Donc, le cas et le corrigé détaillé de droit des contrats soumis à votre analyse minutieuse ne sont pas LE corrigé. C’est simplement le fruit du raisonnement d’un enseignant plutôt sympathique qui ressemble à une licorne.


Ce contenu est une boussole qui vous aide à y voir plus clair sur la route à suivre pour trouver une issue. 


Néanmoins, que vous ayez un cas à traiter sur l’erreur, le dol, ou la violence, cela n’impose pas systématiquement la même structure même si le plus essentiel reste toujours le même (formation du contrat, validité, puis chaque vice un par un, en écartant d’abord ceux qui ne peuvent pas être retenus). 


Alors, ce n’est pas parce que vous avez un cas corrigé sur le dol que vous devez le coller partout où vous soupçonnez du dol par mensonge (d’ailleurs, soupçonner ne suffit pas, il faut apporter des justifications en partant des éléments dont vous déduisez la présence d’un mensonge dolosif).


S’entraîner


Pour réussir vos cas pratiques, il n’y a pas de secret : vous devez vous entraîner. Vous avez vu votre copain (ou copine) préparer des cookies : savez-vous faire des cookies pour autant ? Pas sûr. Il faut que vous vous exerciez et après, promis, il/elle vous apprendra à faire de bons macarons). 
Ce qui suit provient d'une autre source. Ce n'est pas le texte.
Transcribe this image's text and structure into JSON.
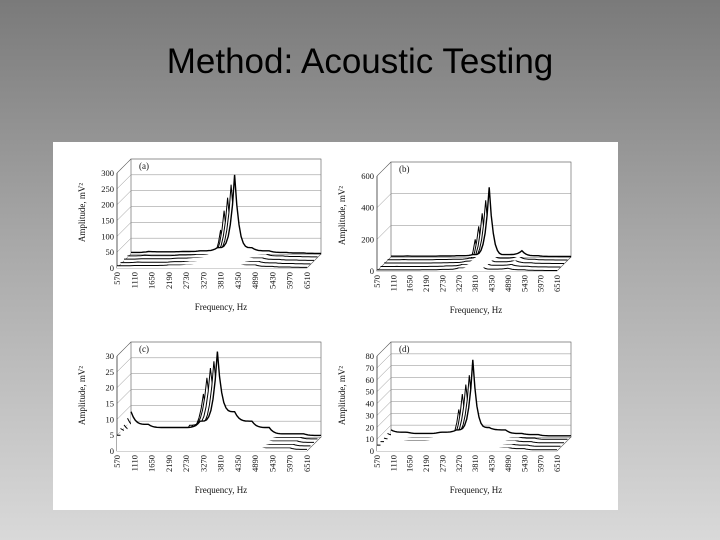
{
  "slide": {
    "title": "Method: Acoustic Testing"
  },
  "chart_data": [
    {
      "type": "line",
      "panel": "(a)",
      "xlabel": "Frequency, Hz",
      "ylabel": "Amplitude, mV²",
      "ylim": [
        0,
        300
      ],
      "yticks": [
        "0",
        "50",
        "100",
        "150",
        "200",
        "250",
        "300"
      ],
      "categories": [
        "570",
        "1110",
        "1650",
        "2190",
        "2730",
        "3270",
        "3810",
        "4350",
        "4890",
        "5430",
        "5970",
        "6510"
      ],
      "grid": true,
      "series_count": 5,
      "series": [
        {
          "values": [
            5,
            8,
            7,
            8,
            10,
            20,
            250,
            20,
            10,
            5,
            3,
            2
          ]
        },
        {
          "values": [
            5,
            7,
            6,
            8,
            10,
            20,
            230,
            22,
            12,
            5,
            3,
            2
          ]
        },
        {
          "values": [
            6,
            7,
            7,
            9,
            11,
            22,
            200,
            18,
            10,
            5,
            3,
            2
          ]
        },
        {
          "values": [
            6,
            8,
            7,
            9,
            12,
            25,
            170,
            16,
            10,
            5,
            3,
            2
          ]
        },
        {
          "values": [
            7,
            8,
            8,
            10,
            12,
            25,
            120,
            15,
            10,
            5,
            3,
            2
          ]
        }
      ]
    },
    {
      "type": "line",
      "panel": "(b)",
      "xlabel": "Frequency, Hz",
      "ylabel": "Amplitude, mV²",
      "ylim": [
        0,
        600
      ],
      "yticks": [
        "0",
        "200",
        "400",
        "600"
      ],
      "categories": [
        "570",
        "1110",
        "1650",
        "2190",
        "2730",
        "3270",
        "3810",
        "4350",
        "4890",
        "5430",
        "5970",
        "6510"
      ],
      "grid": true,
      "series_count": 5,
      "series": [
        {
          "values": [
            5,
            6,
            5,
            6,
            8,
            15,
            440,
            15,
            40,
            8,
            4,
            3
          ]
        },
        {
          "values": [
            5,
            6,
            5,
            6,
            8,
            15,
            380,
            15,
            30,
            8,
            4,
            3
          ]
        },
        {
          "values": [
            6,
            6,
            6,
            7,
            9,
            18,
            320,
            14,
            25,
            8,
            4,
            3
          ]
        },
        {
          "values": [
            6,
            7,
            6,
            7,
            10,
            20,
            260,
            14,
            20,
            8,
            4,
            3
          ]
        },
        {
          "values": [
            7,
            7,
            7,
            8,
            10,
            20,
            200,
            12,
            18,
            8,
            4,
            3
          ]
        }
      ]
    },
    {
      "type": "line",
      "panel": "(c)",
      "xlabel": "Frequency, Hz",
      "ylabel": "Amplitude, mV²",
      "ylim": [
        0,
        30
      ],
      "yticks": [
        "0",
        "5",
        "10",
        "15",
        "20",
        "25",
        "30"
      ],
      "categories": [
        "570",
        "1110",
        "1650",
        "2190",
        "2730",
        "3270",
        "3810",
        "4350",
        "4890",
        "5430",
        "5970",
        "6510"
      ],
      "grid": true,
      "series_count": 5,
      "series": [
        {
          "values": [
            8,
            4,
            3,
            3,
            5,
            27,
            8,
            5,
            3,
            1,
            1,
            0.5
          ]
        },
        {
          "values": [
            7,
            4,
            3,
            3,
            5,
            25,
            9,
            5,
            3,
            1,
            1,
            0.5
          ]
        },
        {
          "values": [
            6,
            4,
            3,
            4,
            6,
            24,
            10,
            5,
            3,
            1,
            1,
            0.5
          ]
        },
        {
          "values": [
            6,
            5,
            4,
            4,
            7,
            22,
            9,
            6,
            3,
            1,
            1,
            0.5
          ]
        },
        {
          "values": [
            5,
            5,
            4,
            5,
            7,
            18,
            8,
            6,
            3,
            1,
            1,
            0.5
          ]
        }
      ]
    },
    {
      "type": "line",
      "panel": "(d)",
      "xlabel": "Frequency, Hz",
      "ylabel": "Amplitude, mV²",
      "ylim": [
        0,
        80
      ],
      "yticks": [
        "0",
        "10",
        "20",
        "30",
        "40",
        "50",
        "60",
        "70",
        "80"
      ],
      "categories": [
        "570",
        "1110",
        "1650",
        "2190",
        "2730",
        "3270",
        "3810",
        "4350",
        "4890",
        "5430",
        "5970",
        "6510"
      ],
      "grid": true,
      "series_count": 5,
      "series": [
        {
          "values": [
            6,
            4,
            3,
            4,
            6,
            65,
            8,
            6,
            3,
            2,
            1,
            1
          ]
        },
        {
          "values": [
            6,
            4,
            3,
            4,
            6,
            55,
            9,
            6,
            3,
            2,
            1,
            1
          ]
        },
        {
          "values": [
            5,
            4,
            3,
            4,
            7,
            50,
            10,
            6,
            3,
            2,
            1,
            1
          ]
        },
        {
          "values": [
            5,
            5,
            4,
            5,
            7,
            45,
            10,
            7,
            3,
            2,
            1,
            1
          ]
        },
        {
          "values": [
            5,
            5,
            4,
            5,
            8,
            35,
            9,
            7,
            3,
            2,
            1,
            1
          ]
        }
      ]
    }
  ]
}
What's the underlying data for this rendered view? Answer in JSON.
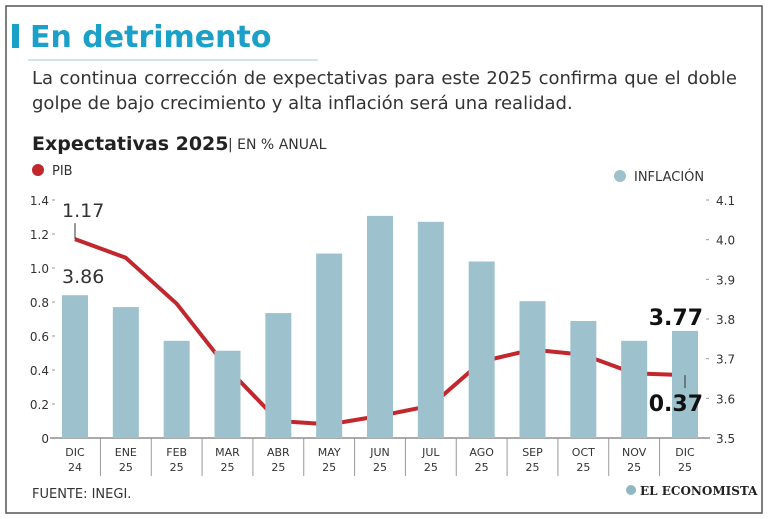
{
  "header": {
    "title": "En detrimento",
    "subtitle": "La continua corrección de expectativas para este 2025 confirma que el doble golpe de bajo crecimiento y alta inflación será una realidad."
  },
  "chart_data": {
    "type": "bar-line",
    "title": "Expectativas 2025",
    "unit": "| EN % ANUAL",
    "categories": [
      [
        "DIC",
        "24"
      ],
      [
        "ENE",
        "25"
      ],
      [
        "FEB",
        "25"
      ],
      [
        "MAR",
        "25"
      ],
      [
        "ABR",
        "25"
      ],
      [
        "MAY",
        "25"
      ],
      [
        "JUN",
        "25"
      ],
      [
        "JUL",
        "25"
      ],
      [
        "AGO",
        "25"
      ],
      [
        "SEP",
        "25"
      ],
      [
        "OCT",
        "25"
      ],
      [
        "NOV",
        "25"
      ],
      [
        "DIC",
        "25"
      ]
    ],
    "series": [
      {
        "name": "PIB",
        "color": "#c1272d",
        "type": "line",
        "axis": "y",
        "values": [
          1.17,
          1.06,
          0.79,
          0.41,
          0.1,
          0.08,
          0.13,
          0.19,
          0.45,
          0.52,
          0.49,
          0.38,
          0.37
        ],
        "value_labels": [
          "1.17",
          null,
          null,
          null,
          null,
          null,
          null,
          null,
          null,
          null,
          null,
          null,
          "0.37"
        ]
      },
      {
        "name": "INFLACIÓN",
        "color": "#9dc2cd",
        "type": "bar",
        "axis": "y2",
        "values": [
          3.86,
          3.83,
          3.745,
          3.72,
          3.815,
          3.965,
          4.06,
          4.045,
          3.945,
          3.845,
          3.795,
          3.745,
          3.77
        ],
        "value_labels": [
          "3.86",
          null,
          null,
          null,
          null,
          null,
          null,
          null,
          null,
          null,
          null,
          null,
          "3.77"
        ]
      }
    ],
    "ylim": [
      0,
      1.4
    ],
    "yticks": [
      0,
      0.2,
      0.4,
      0.6,
      0.8,
      {
        "value": 1,
        "label": "1.0"
      },
      1.2,
      1.4
    ],
    "y2lim": [
      3.5,
      4.1
    ],
    "y2ticks": [
      3.5,
      3.6,
      3.7,
      3.8,
      3.9,
      {
        "value": 4,
        "label": "4.0"
      },
      4.1
    ],
    "source": "FUENTE: INEGI.",
    "logo": "EL ECONOMISTA"
  }
}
Mais, revenons à nos petits agneaux : entre deux fournées de cookies, pourquoi ne pas vous entraîner au cas pratique ? Vous avez un sujet et un corrigé détaillé sur cette page.


Reprenez le sujet, et exercez-vous. Inutile, pensez-vous ? Lorsque vous faites des cookies, changez-vous la base de la recette ? Non. C’est en reproduisant les mêmes gestes, en manipulant les mêmes ingrédients, en gérant la même cuisson que vous parvenez à perfectionner vos réflexes de cuistot (ou de juriste) en herbe.
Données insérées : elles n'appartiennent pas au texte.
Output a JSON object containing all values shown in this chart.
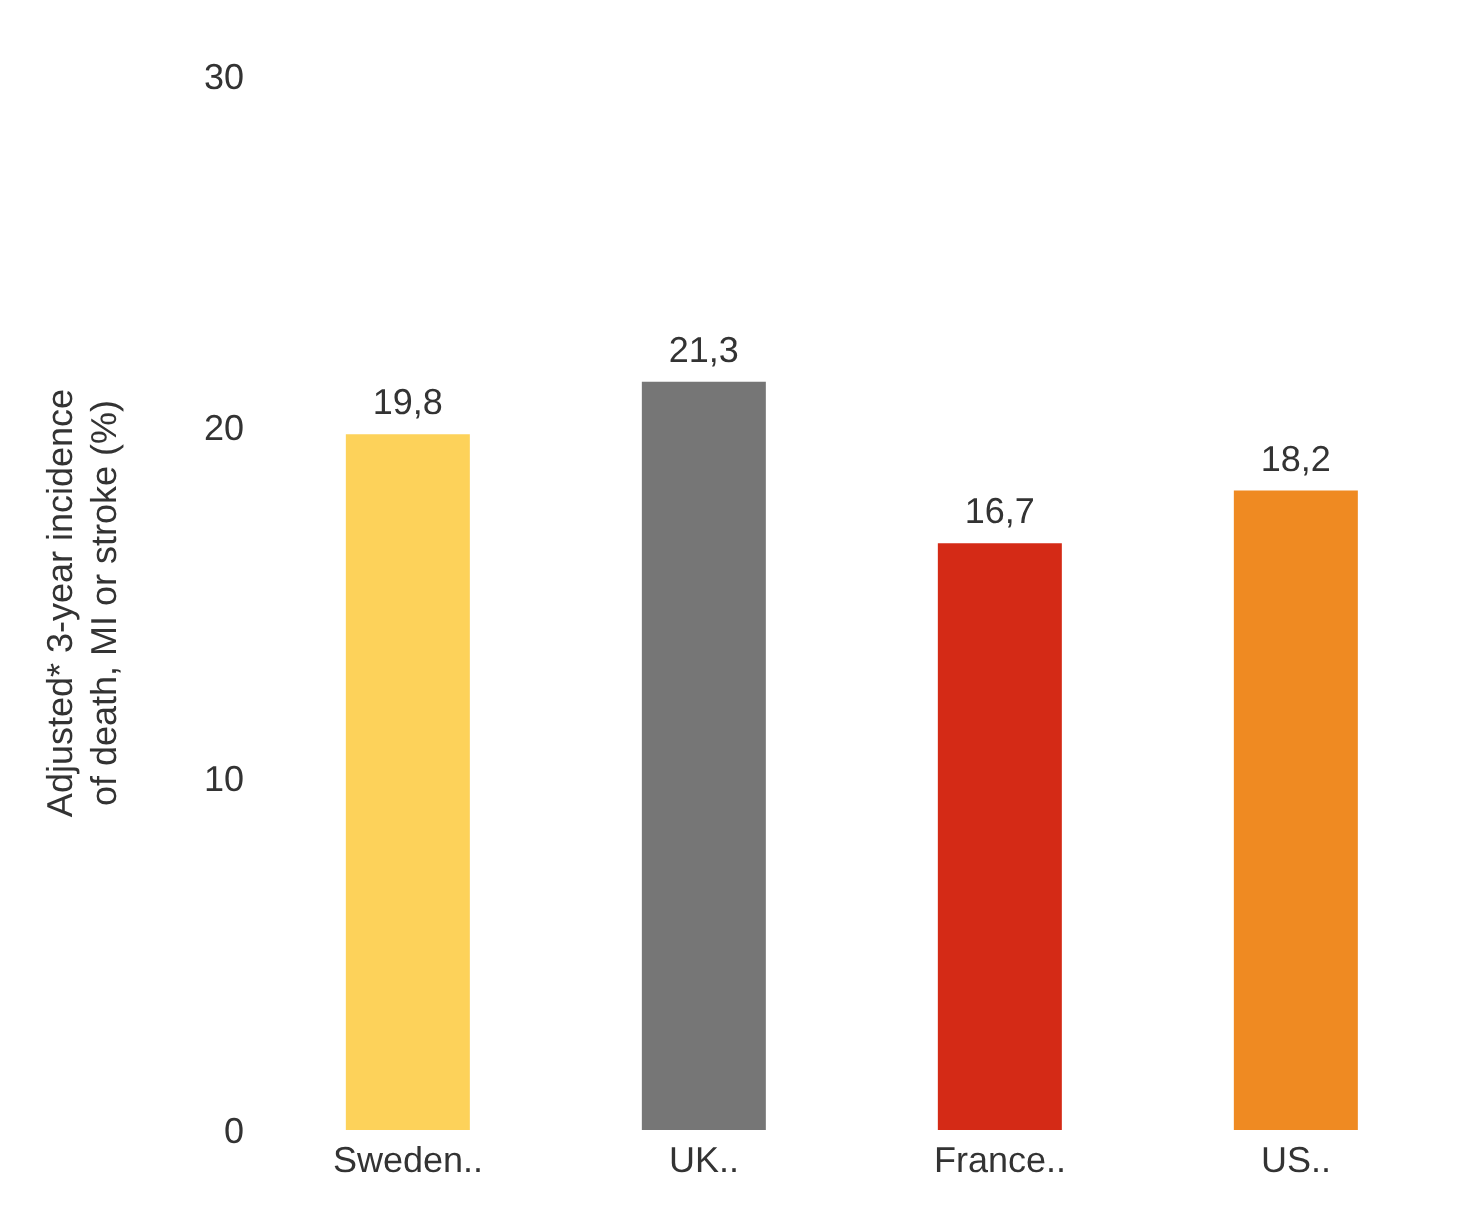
{
  "chart_data": {
    "type": "bar",
    "ylabel": "Adjusted* 3-year incidence of death, MI or stroke (%)",
    "categories": [
      "Sweden..",
      "UK..",
      "France..",
      "US.."
    ],
    "values": [
      19.8,
      21.3,
      16.7,
      18.2
    ],
    "colors": [
      "#fdd25a",
      "#767676",
      "#d42a16",
      "#ef8a22"
    ],
    "value_labels": [
      "19,8",
      "21,3",
      "16,7",
      "18,2"
    ],
    "ylim": [
      0,
      30
    ],
    "yticks": [
      0,
      10,
      20,
      30
    ],
    "grid": false,
    "legend": false
  }
}
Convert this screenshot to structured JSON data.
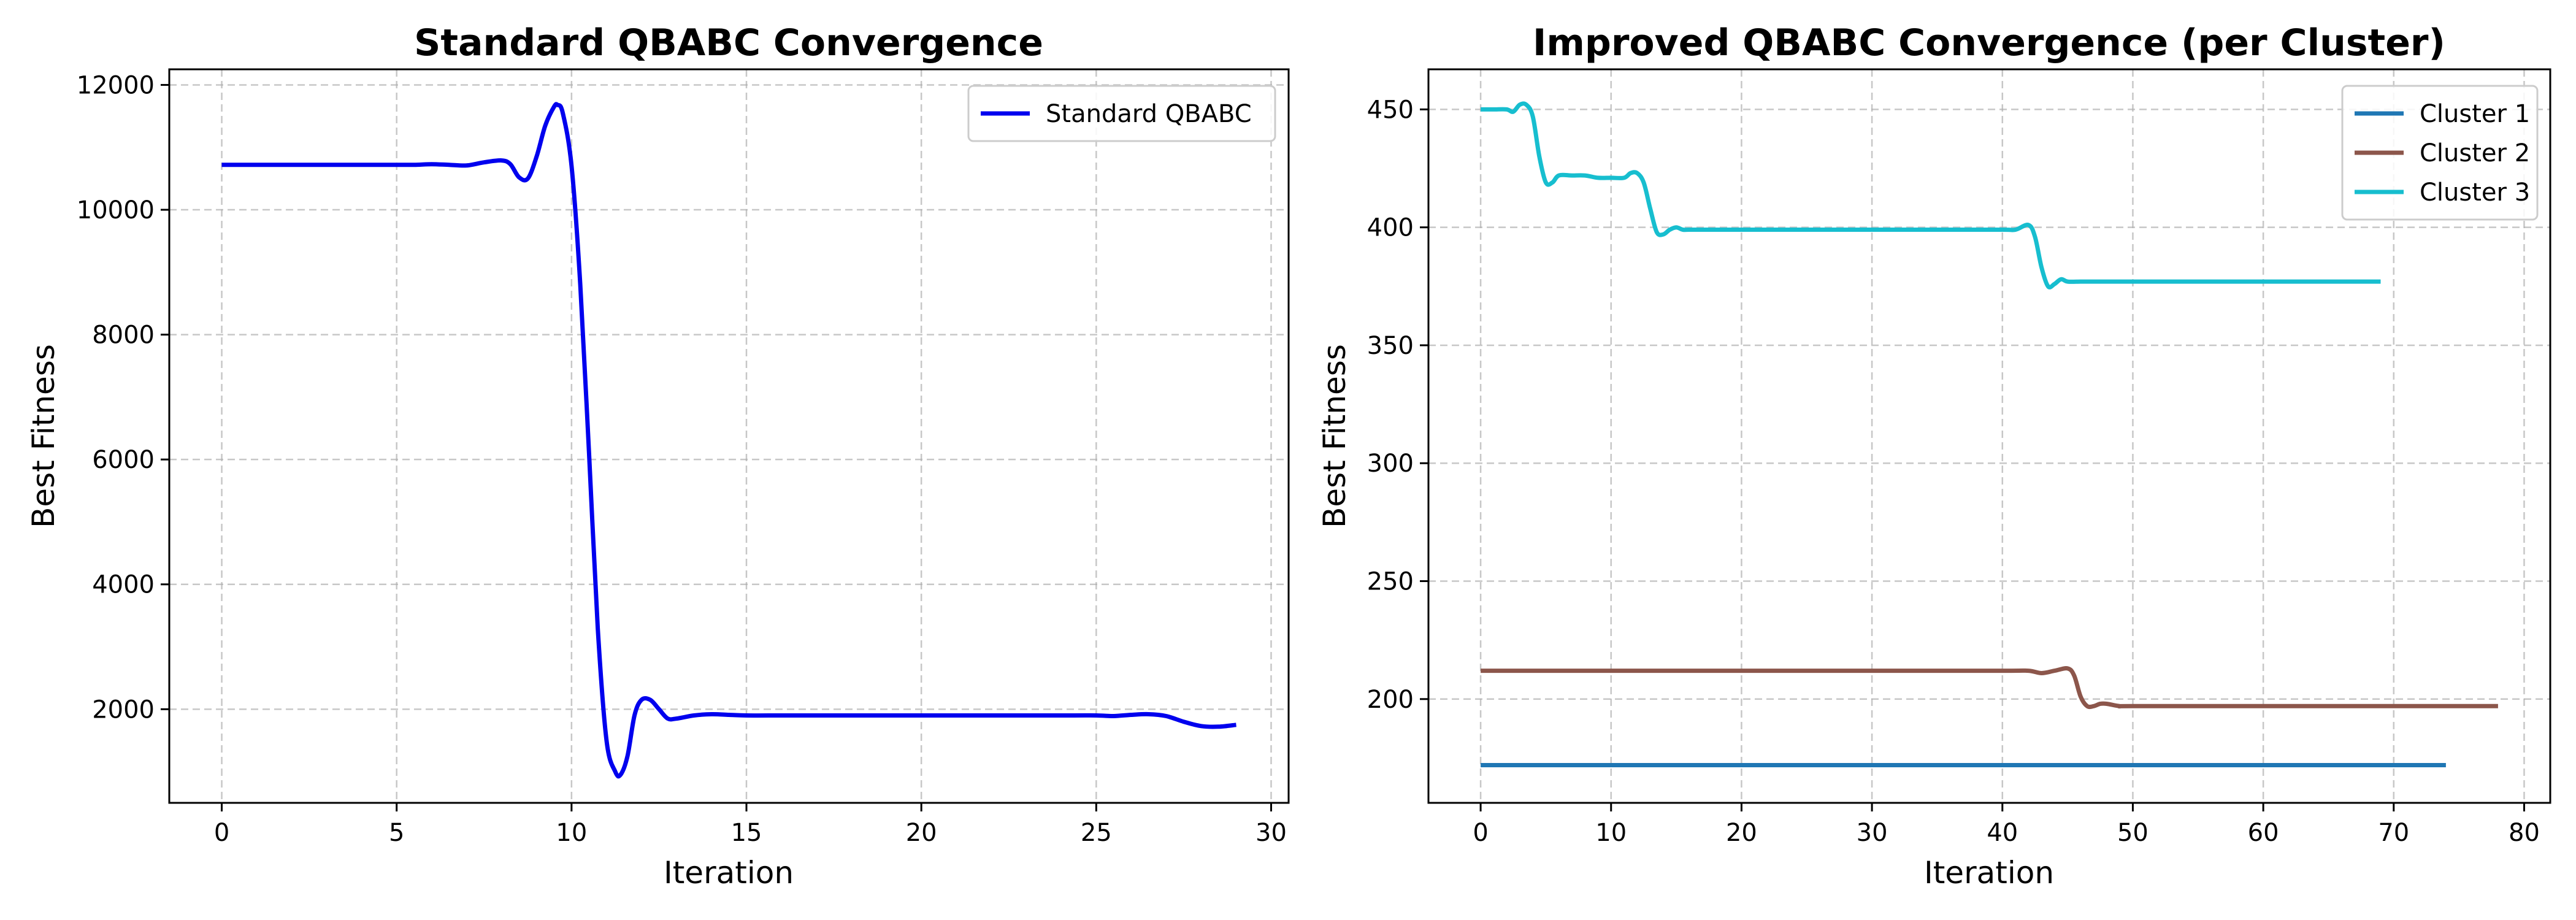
{
  "chart_data": [
    {
      "type": "line",
      "title": "Standard QBABC Convergence",
      "xlabel": "Iteration",
      "ylabel": "Best Fitness",
      "xlim": [
        -1.5,
        30.5
      ],
      "ylim": [
        500,
        12250
      ],
      "xticks": [
        0,
        5,
        10,
        15,
        20,
        25,
        30
      ],
      "yticks": [
        2000,
        4000,
        6000,
        8000,
        10000,
        12000
      ],
      "grid": true,
      "legend_position": "upper right",
      "series": [
        {
          "name": "Standard QBABC",
          "color": "#0000ee",
          "x": [
            0,
            0.5,
            1,
            1.5,
            2,
            2.5,
            3,
            3.5,
            4,
            4.5,
            5,
            5.5,
            6,
            6.5,
            7,
            7.5,
            8,
            8.25,
            8.5,
            8.75,
            9,
            9.25,
            9.5,
            9.6,
            9.75,
            10,
            10.25,
            10.5,
            10.75,
            11,
            11.25,
            11.4,
            11.6,
            11.8,
            12,
            12.25,
            12.5,
            12.75,
            13,
            13.5,
            14,
            14.5,
            15,
            16,
            17,
            18,
            19,
            20,
            21,
            22,
            23,
            24,
            25,
            25.5,
            26,
            26.5,
            27,
            27.5,
            28,
            28.5,
            29
          ],
          "y": [
            10720,
            10720,
            10720,
            10720,
            10720,
            10720,
            10720,
            10720,
            10720,
            10720,
            10720,
            10720,
            10730,
            10720,
            10710,
            10760,
            10790,
            10730,
            10520,
            10500,
            10850,
            11350,
            11650,
            11680,
            11550,
            10700,
            8800,
            6100,
            3300,
            1500,
            1000,
            950,
            1250,
            1900,
            2150,
            2150,
            2000,
            1850,
            1850,
            1900,
            1920,
            1910,
            1900,
            1900,
            1900,
            1900,
            1900,
            1900,
            1900,
            1900,
            1900,
            1900,
            1900,
            1890,
            1910,
            1920,
            1890,
            1800,
            1730,
            1720,
            1750
          ]
        }
      ]
    },
    {
      "type": "line",
      "title": "Improved QBABC Convergence (per Cluster)",
      "xlabel": "Iteration",
      "ylabel": "Best Fitness",
      "xlim": [
        -4,
        82
      ],
      "ylim": [
        156,
        467
      ],
      "xticks": [
        0,
        10,
        20,
        30,
        40,
        50,
        60,
        70,
        80
      ],
      "yticks": [
        200,
        250,
        300,
        350,
        400,
        450
      ],
      "grid": true,
      "legend_position": "upper right",
      "series": [
        {
          "name": "Cluster 1",
          "color": "#1f77b4",
          "x": [
            0,
            74
          ],
          "y": [
            172,
            172
          ]
        },
        {
          "name": "Cluster 2",
          "color": "#8c564b",
          "x": [
            0,
            10,
            20,
            30,
            40,
            42,
            43,
            44,
            45,
            45.5,
            46,
            46.5,
            47,
            47.5,
            48,
            49,
            50,
            60,
            70,
            78
          ],
          "y": [
            212,
            212,
            212,
            212,
            212,
            212,
            211,
            212,
            213,
            210,
            201,
            197,
            197,
            198,
            198,
            197,
            197,
            197,
            197,
            197
          ]
        },
        {
          "name": "Cluster 3",
          "color": "#17becf",
          "x": [
            0,
            1,
            2,
            2.5,
            3,
            3.5,
            4,
            4.5,
            5,
            5.5,
            6,
            7,
            8,
            9,
            10,
            11,
            11.5,
            12,
            12.5,
            13,
            13.5,
            14,
            14.5,
            15,
            15.5,
            16,
            17,
            18,
            20,
            25,
            30,
            35,
            40,
            41,
            42,
            42.5,
            43,
            43.5,
            44,
            44.5,
            45,
            46,
            47,
            50,
            60,
            69
          ],
          "y": [
            450,
            450,
            450,
            449,
            452,
            452,
            447,
            430,
            419,
            419,
            422,
            422,
            422,
            421,
            421,
            421,
            423,
            423,
            419,
            408,
            398,
            397,
            399,
            400,
            399,
            399,
            399,
            399,
            399,
            399,
            399,
            399,
            399,
            399,
            401,
            396,
            383,
            375,
            376,
            378,
            377,
            377,
            377,
            377,
            377,
            377
          ]
        }
      ]
    }
  ]
}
Tant qu’à faire, au lieu de prendre une heure et demie à décorer votre Code civil avec toutes sortes de notes repositionnables ou à rechercher des corrigés détaillés en droit des contrats PDF, utilisez ce temps utilement : refaites des exercices (ou alors, préparez des cookies).


 
 

Revoir les points de blocage


À force de persévérance (entraînement + lecture de corrigés détaillés rédigés avec 🫶), vous saurez ce qui est 100 % maîtrisé* et ce qui doit être impérativement revu (par revu, on veut dire, appliqué en réalisant un cas pratique, par exemple). 
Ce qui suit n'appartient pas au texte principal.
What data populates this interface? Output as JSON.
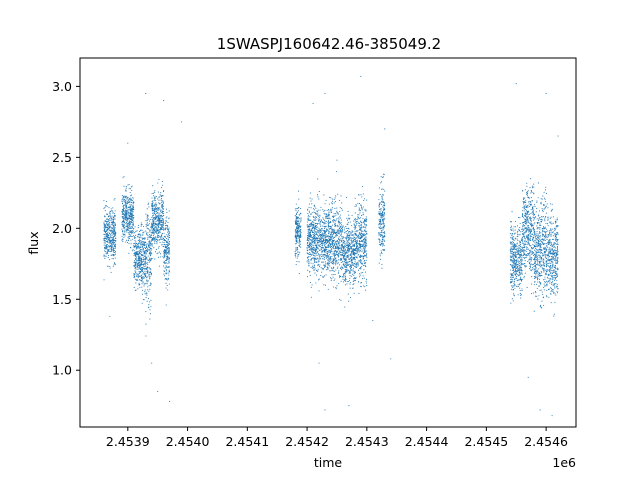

*⚠️ Attention : connaître son cours ne signifie pas savoir l’appliquer en toutes circonstances. Souvenez-vous, connaître une recette de 🍪par 🫶ne signifie pas savoir en préparer : et si vous oubliez le sucre, par mauvais réflexe, le jour J ?. C’est à force de répétition que l’on devient bon, meilleur, plus fort ou encore plus habile, quelle que soit la discipline (les nageurs ne s’entraînent-ils pas pour améliorer leurs temps ? Pourtant, ils savent déjà nager…).

Vous l’avez compris, ce contenu est simplement un guide pour répondre à vos doutes et zones d’ombres en vous apportant un peu de lumière. Néanmoins, vous êtes en mesure d’éclairer votre route vous-même, car vous avez le potentiel : entraînez-vous 💌.